L'urgenza dell'iniziativa è data per dare il tempo ai gestori di reti di distribuzione di adattare i contratti o privative con i Comuni, procedura che richiede tempo in quanto l'accordo va approvato dalle Assemblee o dai Consigli comunali e in seguito anche dalla Sezione Enti locali. Il posticipo dell'entrata in vigore della LAEI, previsto per inizio 2009, non permette comunque alcun temporeggiamento.

Se trascorsi i 5 anni di prova la liberalizzazione dell'energia sarà totale, questa legge dovrà ancora essere adattata.  

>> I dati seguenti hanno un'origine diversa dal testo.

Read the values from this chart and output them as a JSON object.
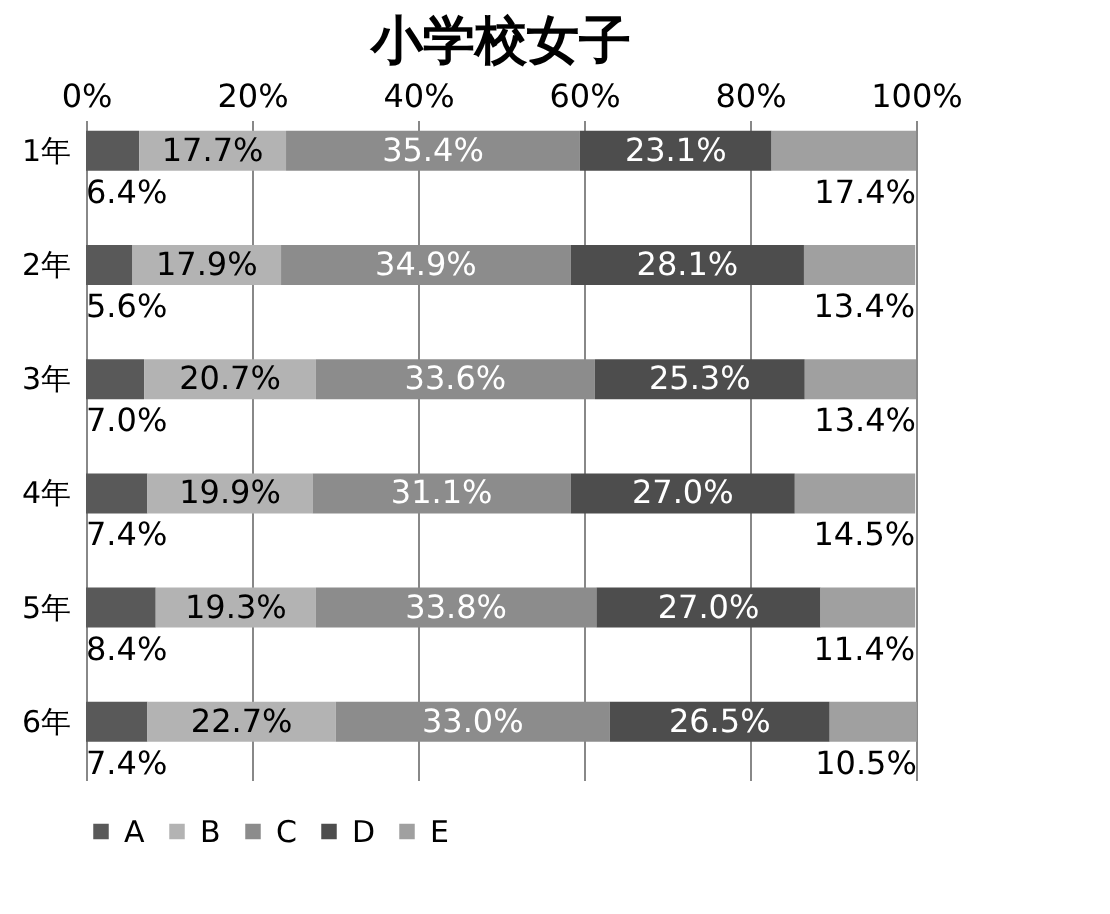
{
  "chart_data": {
    "type": "bar",
    "orientation": "horizontal",
    "stacked": true,
    "title": "小学校女子",
    "categories": [
      "1年",
      "2年",
      "3年",
      "4年",
      "5年",
      "6年"
    ],
    "series": [
      {
        "name": "A",
        "color": "#595959",
        "values": [
          6.4,
          5.6,
          7.0,
          7.4,
          8.4,
          7.4
        ],
        "value_labels": [
          "6.4%",
          "5.6%",
          "7.0%",
          "7.4%",
          "8.4%",
          "7.4%"
        ]
      },
      {
        "name": "B",
        "color": "#b3b3b3",
        "values": [
          17.7,
          17.9,
          20.7,
          19.9,
          19.3,
          22.7
        ],
        "value_labels": [
          "17.7%",
          "17.9%",
          "20.7%",
          "19.9%",
          "19.3%",
          "22.7%"
        ]
      },
      {
        "name": "C",
        "color": "#8c8c8c",
        "values": [
          35.4,
          34.9,
          33.6,
          31.1,
          33.8,
          33.0
        ],
        "value_labels": [
          "35.4%",
          "34.9%",
          "33.6%",
          "31.1%",
          "33.8%",
          "33.0%"
        ]
      },
      {
        "name": "D",
        "color": "#4d4d4d",
        "values": [
          23.1,
          28.1,
          25.3,
          27.0,
          27.0,
          26.5
        ],
        "value_labels": [
          "23.1%",
          "28.1%",
          "25.3%",
          "27.0%",
          "27.0%",
          "26.5%"
        ]
      },
      {
        "name": "E",
        "color": "#a0a0a0",
        "values": [
          17.4,
          13.4,
          13.4,
          14.5,
          11.4,
          10.5
        ],
        "value_labels": [
          "17.4%",
          "13.4%",
          "13.4%",
          "14.5%",
          "11.4%",
          "10.5%"
        ]
      }
    ],
    "xlim": [
      0,
      100
    ],
    "xticks": [
      {
        "value": 0,
        "label": "0%"
      },
      {
        "value": 20,
        "label": "20%"
      },
      {
        "value": 40,
        "label": "40%"
      },
      {
        "value": 60,
        "label": "60%"
      },
      {
        "value": 80,
        "label": "80%"
      },
      {
        "value": 100,
        "label": "100%"
      }
    ],
    "grid": "x",
    "legend": "bottom"
  }
}
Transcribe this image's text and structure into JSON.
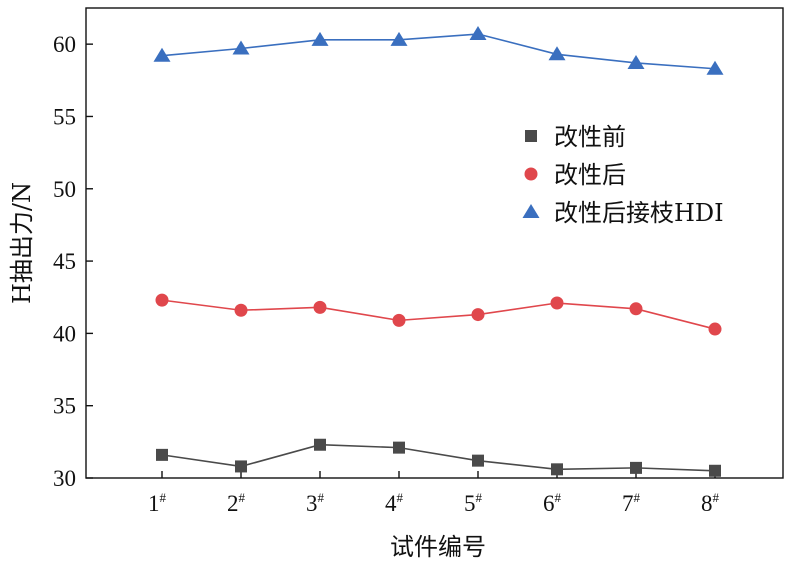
{
  "chart_data": {
    "type": "line",
    "xlabel": "试件编号",
    "ylabel": "H抽出力/N",
    "categories": [
      "1#",
      "2#",
      "3#",
      "4#",
      "5#",
      "6#",
      "7#",
      "8#"
    ],
    "category_labels": [
      {
        "base": "1",
        "sup": "#"
      },
      {
        "base": "2",
        "sup": "#"
      },
      {
        "base": "3",
        "sup": "#"
      },
      {
        "base": "4",
        "sup": "#"
      },
      {
        "base": "5",
        "sup": "#"
      },
      {
        "base": "6",
        "sup": "#"
      },
      {
        "base": "7",
        "sup": "#"
      },
      {
        "base": "8",
        "sup": "#"
      }
    ],
    "ylim": [
      30,
      62.5
    ],
    "yticks": [
      30,
      35,
      40,
      45,
      50,
      55,
      60
    ],
    "grid": false,
    "legend_position": "center-right",
    "series": [
      {
        "name": "改性前",
        "color": "#4a4a4a",
        "marker": "square",
        "values": [
          31.6,
          30.8,
          32.3,
          32.1,
          31.2,
          30.6,
          30.7,
          30.5
        ]
      },
      {
        "name": "改性后",
        "color": "#e0474c",
        "marker": "circle",
        "values": [
          42.3,
          41.6,
          41.8,
          40.9,
          41.3,
          42.1,
          41.7,
          40.3
        ]
      },
      {
        "name": "改性后接枝HDI",
        "color": "#3a6fbf",
        "marker": "triangle",
        "values": [
          59.2,
          59.7,
          60.3,
          60.3,
          60.7,
          59.3,
          58.7,
          58.3
        ]
      }
    ]
  }
}
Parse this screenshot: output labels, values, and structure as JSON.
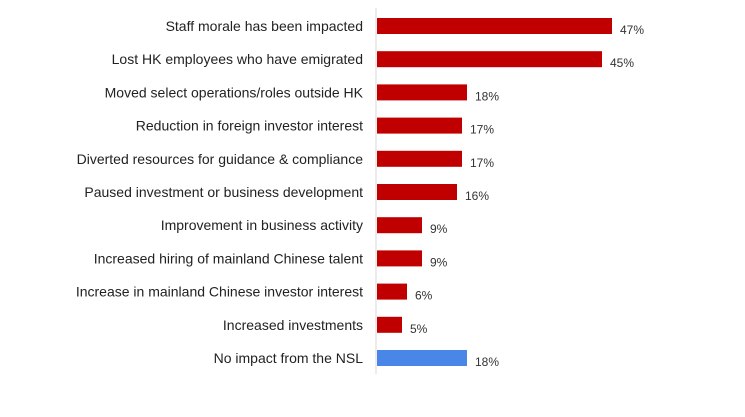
{
  "chart_data": {
    "type": "bar",
    "orientation": "horizontal",
    "title": "",
    "xlabel": "",
    "ylabel": "",
    "xlim": [
      0,
      50
    ],
    "grid": false,
    "legend": "none",
    "value_suffix": "%",
    "categories": [
      "Staff morale has been impacted",
      "Lost HK employees who have emigrated",
      "Moved select operations/roles outside HK",
      "Reduction in foreign investor interest",
      "Diverted resources for guidance & compliance",
      "Paused investment or business development",
      "Improvement in business activity",
      "Increased hiring of mainland Chinese talent",
      "Increase in mainland Chinese investor interest",
      "Increased investments",
      "No impact from the NSL"
    ],
    "values": [
      47,
      45,
      18,
      17,
      17,
      16,
      9,
      9,
      6,
      5,
      18
    ],
    "value_labels": [
      "47%",
      "45%",
      "18%",
      "17%",
      "17%",
      "16%",
      "9%",
      "9%",
      "6%",
      "5%",
      "18%"
    ],
    "colors": {
      "default": "#c00000",
      "highlight": "#4a86e8"
    },
    "highlight_index": 10
  }
}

Modifiche di legge proposte alla LMSP (evidenziate in grassetto):  

Articolo 1

È data facoltà ai Comuni di assumere, in base alla presente legge e in conformità alle leggi federali, l'esercizio diretto anche con diritto di privativa dei servizi di interesse pubblico e di prelevare una tassa per l'uso accresciuto del suolo pubblico.  

Articolo 35a

I gestori delle reti di distribuzione di energia elettrica (riconosciuti secondo la LAEI federale) devono inoltre accordare ai Comuni i seguenti importi, calcolati su quanto fatturato ai consumatori finali quando il punto di prelievo è situato sul proprio territorio:

1.   un importo minimo pari al 10% di quanto fatturato per l'uso della rete e per la fornitura di energia elettrica ai consumatori fissi finali con consumo annuo inferiore ai 100 MWh (monopolio più uso accresciuto del suolo pubblico). Un importo minimo pari all'8% di quanto fatturato per l'utilizzazione della rete ai consumatori finali con un consumo annuo di almeno 100 MWh (solo uso accresciuto del suolo pubblico).

2.   Le tariffe previste nell'atto di concessione non devono essere superiori a quelle praticate dall'azienda concessionata nel Comune più favorito e rispettare i criteri stabiliti dalla LAEI.